THE COMMERCIAL properties arm of SM Prime Holdings, Inc. said it may hike its P4-billion capital expenditure (capex) budget to finance its planned office buildings in Pampanga and Cebu this year.
“There could be an increase. We have new projects that we did not originally plan but may be executed within the year,” David L. Rafael, senior vice-president of SM Prime Commercial Properties Group (CPG), told BusinessWorld in an interview last week.
Last year, SM’s commercial unit spent between P3.5 billion and P4 billion.
“We’re looking at an office project in Pampanga.

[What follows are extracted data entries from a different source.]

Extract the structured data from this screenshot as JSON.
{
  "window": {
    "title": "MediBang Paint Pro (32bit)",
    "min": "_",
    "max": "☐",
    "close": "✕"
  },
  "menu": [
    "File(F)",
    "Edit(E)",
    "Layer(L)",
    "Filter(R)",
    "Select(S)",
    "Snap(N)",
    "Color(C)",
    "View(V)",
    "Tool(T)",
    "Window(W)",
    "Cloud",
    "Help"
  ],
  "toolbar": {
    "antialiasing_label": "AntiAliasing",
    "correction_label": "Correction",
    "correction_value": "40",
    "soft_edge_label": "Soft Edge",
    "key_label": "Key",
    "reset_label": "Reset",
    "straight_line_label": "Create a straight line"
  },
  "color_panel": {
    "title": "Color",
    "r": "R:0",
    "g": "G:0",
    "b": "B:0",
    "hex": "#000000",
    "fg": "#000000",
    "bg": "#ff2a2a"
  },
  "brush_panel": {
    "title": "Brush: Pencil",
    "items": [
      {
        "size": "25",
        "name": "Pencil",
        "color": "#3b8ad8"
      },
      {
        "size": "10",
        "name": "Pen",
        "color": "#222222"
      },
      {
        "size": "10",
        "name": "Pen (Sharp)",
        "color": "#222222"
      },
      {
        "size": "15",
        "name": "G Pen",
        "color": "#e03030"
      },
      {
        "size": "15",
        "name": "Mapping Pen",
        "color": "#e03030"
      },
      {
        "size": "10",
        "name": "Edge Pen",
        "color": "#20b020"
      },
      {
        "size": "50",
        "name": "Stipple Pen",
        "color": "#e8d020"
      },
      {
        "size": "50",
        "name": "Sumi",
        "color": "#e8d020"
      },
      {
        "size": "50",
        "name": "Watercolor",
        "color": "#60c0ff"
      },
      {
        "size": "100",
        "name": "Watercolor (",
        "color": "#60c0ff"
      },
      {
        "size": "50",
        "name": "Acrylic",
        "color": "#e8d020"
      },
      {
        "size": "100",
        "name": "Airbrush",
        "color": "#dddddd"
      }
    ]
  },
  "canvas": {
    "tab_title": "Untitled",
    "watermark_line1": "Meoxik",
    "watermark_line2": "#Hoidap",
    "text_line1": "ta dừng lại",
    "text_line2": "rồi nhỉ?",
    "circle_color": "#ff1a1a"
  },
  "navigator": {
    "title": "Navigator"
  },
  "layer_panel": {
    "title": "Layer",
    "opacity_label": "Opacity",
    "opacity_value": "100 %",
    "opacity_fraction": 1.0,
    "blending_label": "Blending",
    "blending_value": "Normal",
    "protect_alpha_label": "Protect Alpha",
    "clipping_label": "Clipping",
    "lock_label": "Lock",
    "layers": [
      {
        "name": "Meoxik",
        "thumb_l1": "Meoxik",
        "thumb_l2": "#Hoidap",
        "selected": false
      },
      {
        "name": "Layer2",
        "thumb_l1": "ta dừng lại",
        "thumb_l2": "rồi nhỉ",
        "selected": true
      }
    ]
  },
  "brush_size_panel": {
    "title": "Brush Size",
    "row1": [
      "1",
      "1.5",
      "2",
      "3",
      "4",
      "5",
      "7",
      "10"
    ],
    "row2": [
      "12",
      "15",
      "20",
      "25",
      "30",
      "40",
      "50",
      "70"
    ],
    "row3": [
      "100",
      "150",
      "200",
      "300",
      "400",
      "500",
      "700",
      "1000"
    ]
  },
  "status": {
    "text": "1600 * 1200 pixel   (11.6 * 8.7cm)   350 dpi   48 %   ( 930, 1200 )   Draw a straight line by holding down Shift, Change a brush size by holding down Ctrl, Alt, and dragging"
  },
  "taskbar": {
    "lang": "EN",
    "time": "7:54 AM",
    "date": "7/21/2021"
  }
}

We also don’t know if we will proceed with a project in Cebu SRP (South Road Properties) this year or next year,” he added, but said the company has yet to finalize the budget.
The SM Prime unit may scrap a plan to build an office project in Ortigas district, which sits on a 6,000-square-meter (sq.m.) property owned by the SM Group near Saint Pedro Poveda College.
“Right now, we’re looking at residential instead of office. So baka mag-iba ’yung use (So the property could be used for other developments),” Mr. Rafael said.
He said the group also owns another 6,000-sq.m. property along Epifanio de los Santos Avenue in Quezon City, which will be used for another office project.
“It’s under discussion. It’s going to be part of a mixed-use development,” Mr. Rafael said.
Also ongoing is the construction of the SM Prime unit’s six-building office space within the 76-hectare Mall of Asia complex in Pasay City.
Primarily targeted to house the business process outsourcing, logistics and shipping industries, the E-com Centers will be completed by 2019.